In Python I see the Dataframe.to_dict()
method has several ways it can return the dict. For example, Dataframe.to_dict("records")
basically returns a list.
My question is, should the return type of this be type hinted to list
or dict
? Afaik type hinting
has no runtime effect. And Dataframe.to_dict("records")
is basically a list except for the fact that it calls Dataframe.to_dict()
, so it'd stand to reason that it'd make more sense if I treat it as a list. But officially it's a dict
DataFrame.to_dict()
returns a list[dict]
, in the case of orient = "records".
For the other formats, the it returns a dict for which the values could be dict, list, list[list], or Series.
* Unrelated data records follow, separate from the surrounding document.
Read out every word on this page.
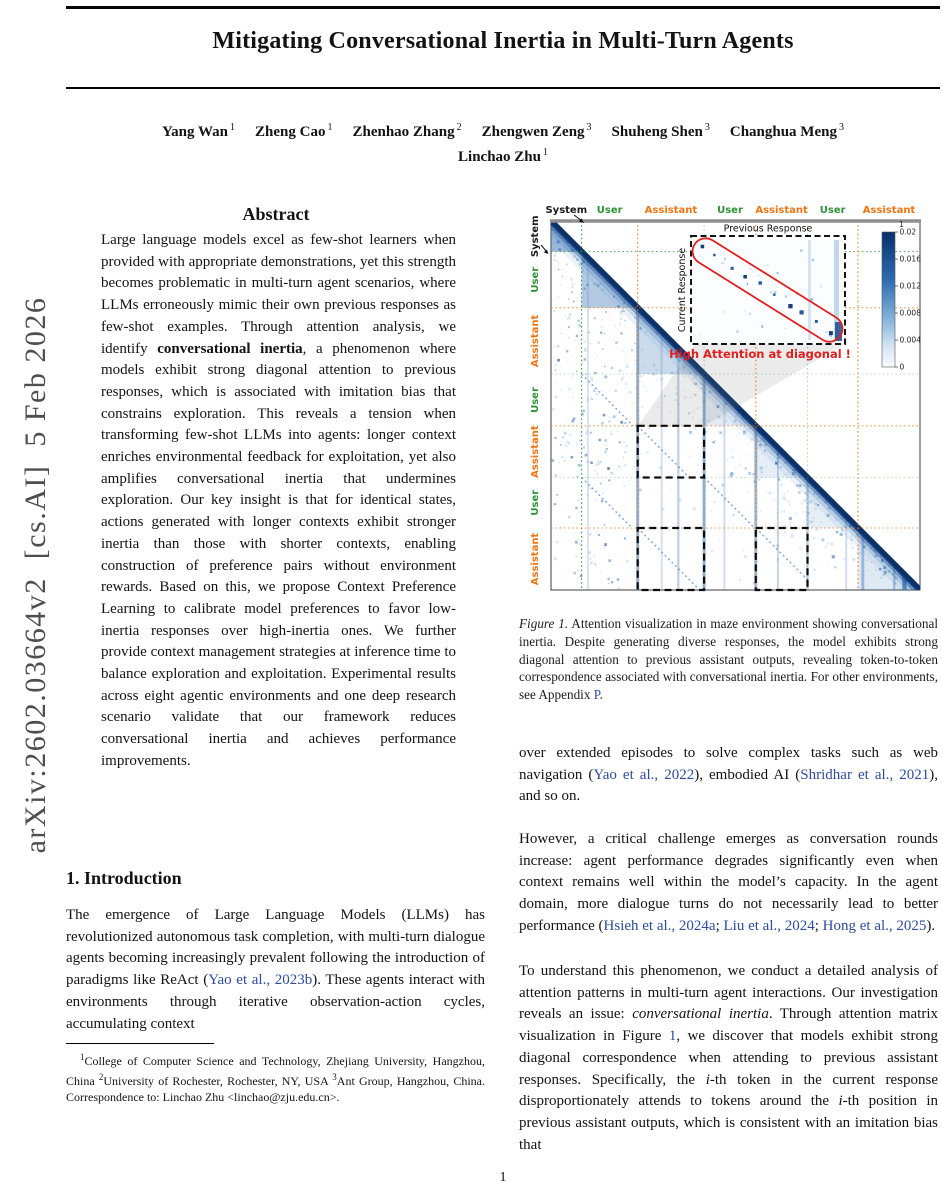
arXiv:2602.03664v2  [cs.AI]  5 Feb 2026
Mitigating Conversational Inertia in Multi-Turn Agents
Yang Wan $^1$ Zheng Cao $^1$ Zhenhao Zhang $^2$ Zhengwen Zeng $^3$ Shuheng Shen $^3$ Changhua Meng $^3$
Linchao Zhu $^1$
Abstract
Large language models excel as few-shot learners when provided with appropriate demonstrations, yet this strength becomes problematic in multi-turn agent scenarios, where LLMs erroneously mimic their own previous responses as few-shot examples. Through attention analysis, we identify conversational inertia, a phenomenon where models exhibit strong diagonal attention to previous responses, which is associated with imitation bias that constrains exploration. This reveals a tension when transforming few-shot LLMs into agents: longer context enriches environmental feedback for exploitation, yet also amplifies conversational inertia that undermines exploration. Our key insight is that for identical states, actions generated with longer contexts exhibit stronger inertia than those with shorter contexts, enabling construction of preference pairs without environment rewards. Based on this, we propose Context Preference Learning to calibrate model preferences to favor low-inertia responses over high-inertia ones. We further provide context management strategies at inference time to balance exploration and exploitation. Experimental results across eight agentic environments and one deep research scenario validate that our framework reduces conversational inertia and achieves performance improvements.
1. Introduction
The emergence of Large Language Models (LLMs) has revolutionized autonomous task completion, with multi-turn dialogue agents becoming increasingly prevalent following the introduction of paradigms like ReAct (Yao et al., 2023b). These agents interact with environments through iterative observation-action cycles, accumulating context
$^1$College of Computer Science and Technology, Zhejiang University, Hangzhou, China $^2$University of Rochester, Rochester, NY, USA $^3$Ant Group, Hangzhou, China. Correspondence to: Linchao Zhu <linchao@zju.edu.cn>.
Previous Response
Current Response
High Attention at diagonal !
1
0.02
0.016
0.012
0.008
0.004
0
System
System
User
User
Assistant
Assistant
User
User
Assistant
Assistant
User
User
Assistant
Assistant
Figure 1. Attention visualization in maze environment showing conversational inertia. Despite generating diverse responses, the model exhibits strong diagonal attention to previous assistant outputs, revealing token-to-token correspondence associated with conversational inertia. For other environments, see Appendix P.
over extended episodes to solve complex tasks such as web navigation (Yao et al., 2022), embodied AI (Shridhar et al., 2021), and so on.
However, a critical challenge emerges as conversation rounds increase: agent performance degrades significantly even when context remains well within the model’s capacity. In the agent domain, more dialogue turns do not necessarily lead to better performance (Hsieh et al., 2024a; Liu et al., 2024; Hong et al., 2025).
To understand this phenomenon, we conduct a detailed analysis of attention patterns in multi-turn agent interactions. Our investigation reveals an issue: conversational inertia. Through attention matrix visualization in Figure 1, we discover that models exhibit strong diagonal correspondence when attending to previous assistant responses. Specifically, the i-th token in the current response disproportionately attends to tokens around the i-th position in previous assistant outputs, which is consistent with an imitation bias that
1
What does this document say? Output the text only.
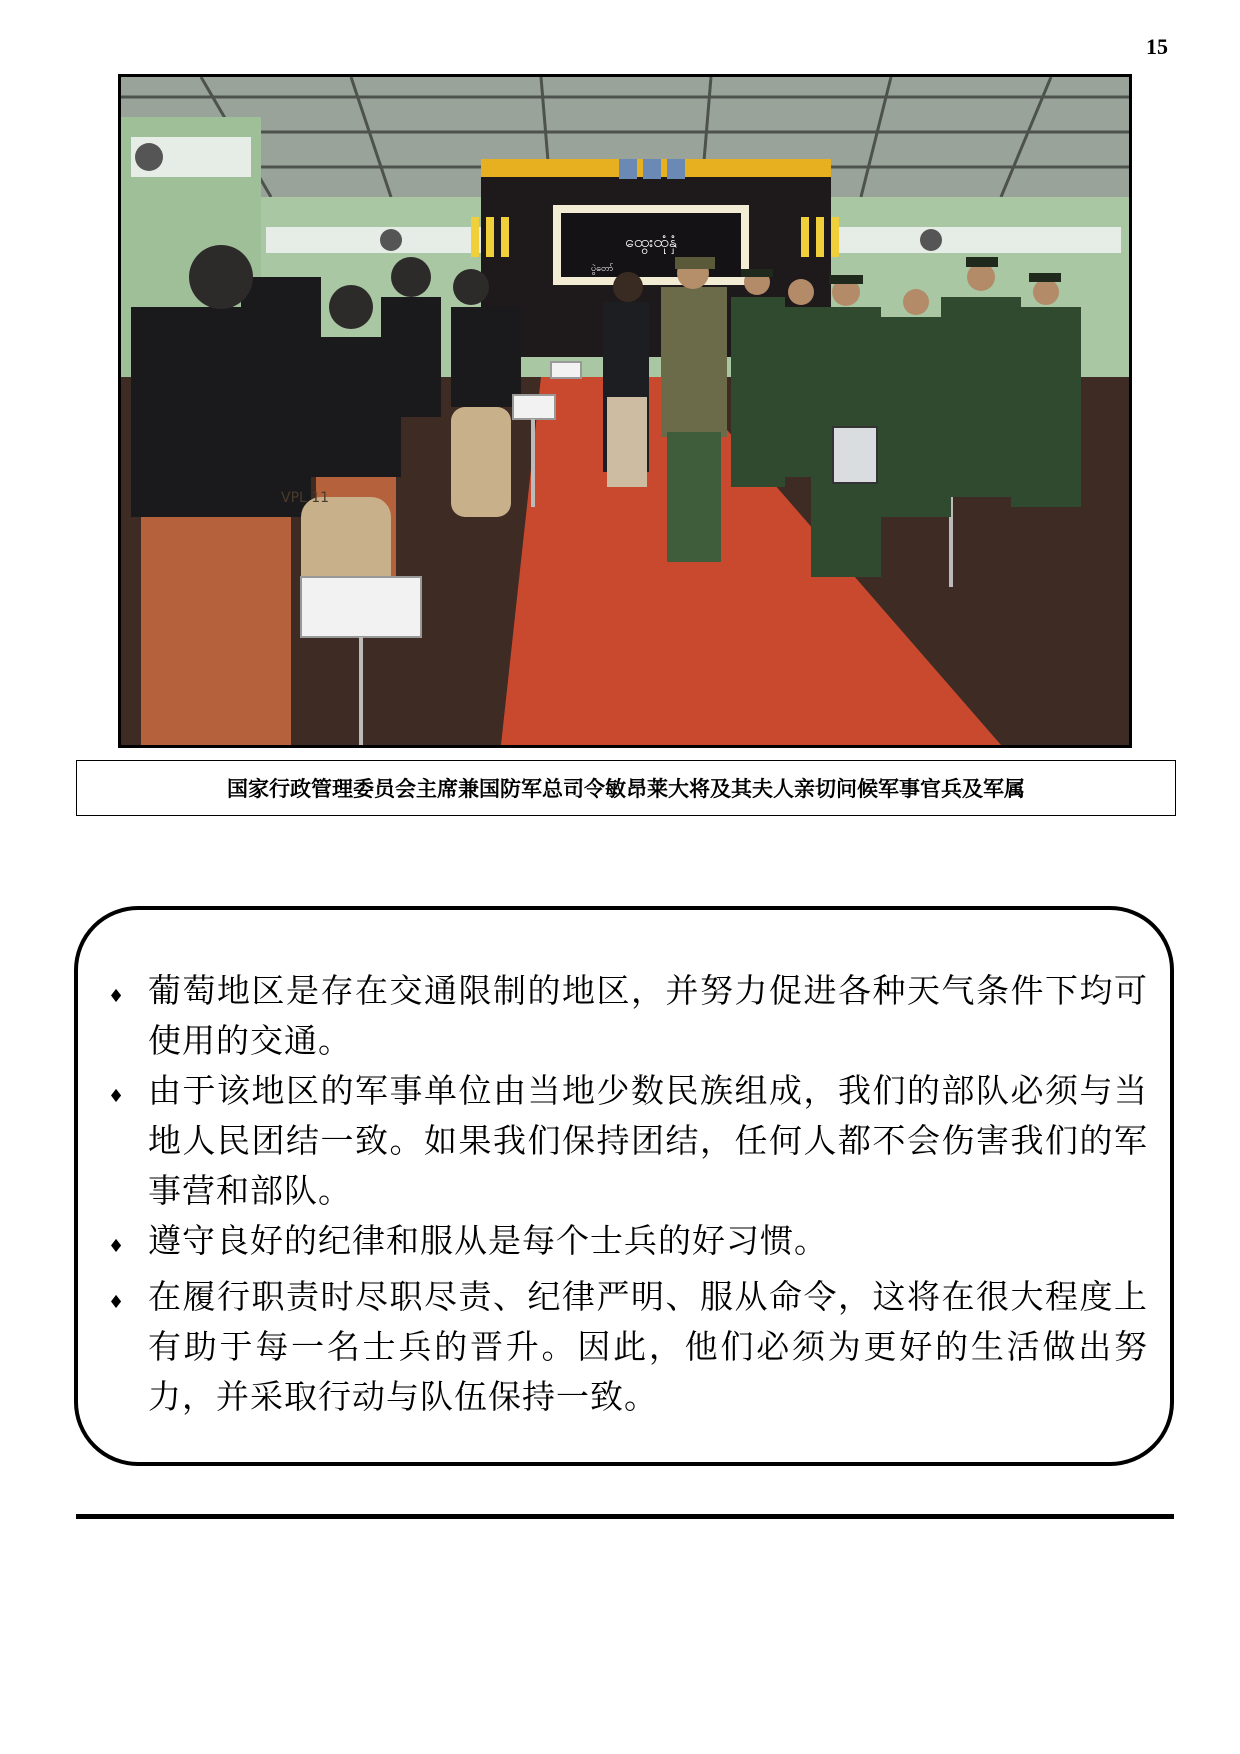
15
ထွေးထုံနှံ
ပွဲတော်
VPL 11
国家行政管理委员会主席兼国防军总司令敏昂莱大将及其夫人亲切问候军事官兵及军属
♦ 葡萄地区是存在交通限制的地区，并努力促进各种天气条件下均可使用的交通。
♦ 由于该地区的军事单位由当地少数民族组成，我们的部队必须与当地人民团结一致。如果我们保持团结，任何人都不会伤害我们的军事营和部队。
♦ 遵守良好的纪律和服从是每个士兵的好习惯。
♦ 在履行职责时尽职尽责、纪律严明、服从命令，这将在很大程度上有助于每一名士兵的晋升。因此，他们必须为更好的生活做出努力，并采取行动与队伍保持一致。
The accepted answer on this post has a good breakdown of the possible outputs.
Pandas's documentation lists the return type as:
dict, list or collections.abc.Mapping
If you wanted to add a type hint for the return of the Dataframe.to_dict()
method and be more thorough, then you could use the following as of Python 3.10
def to_dict(orient: str, into: collections.abc.Mapping, index: bool) -> dict[str, dict] | dict[str, list] | dict[str, Series] | dict[str, list] | list[dict] | dict[int, dict]:
I'm not sure even that covers every possible combination, which is why using dict | list | collections.abc.Mapping
would be more than sufficient, with additional documentation explaining the different outputs based on the value of the orient argument.
In Python, type hints do not prevent a script from running as a type mismatch in a strictly typed language would do. It's meant to help point out potential issues in your code and provide some assistance, but its not a hard stop. Parameter type hints are generally more important than return type hints as passing the wrong data type as a parameter is more likely to cause an exception to be raised.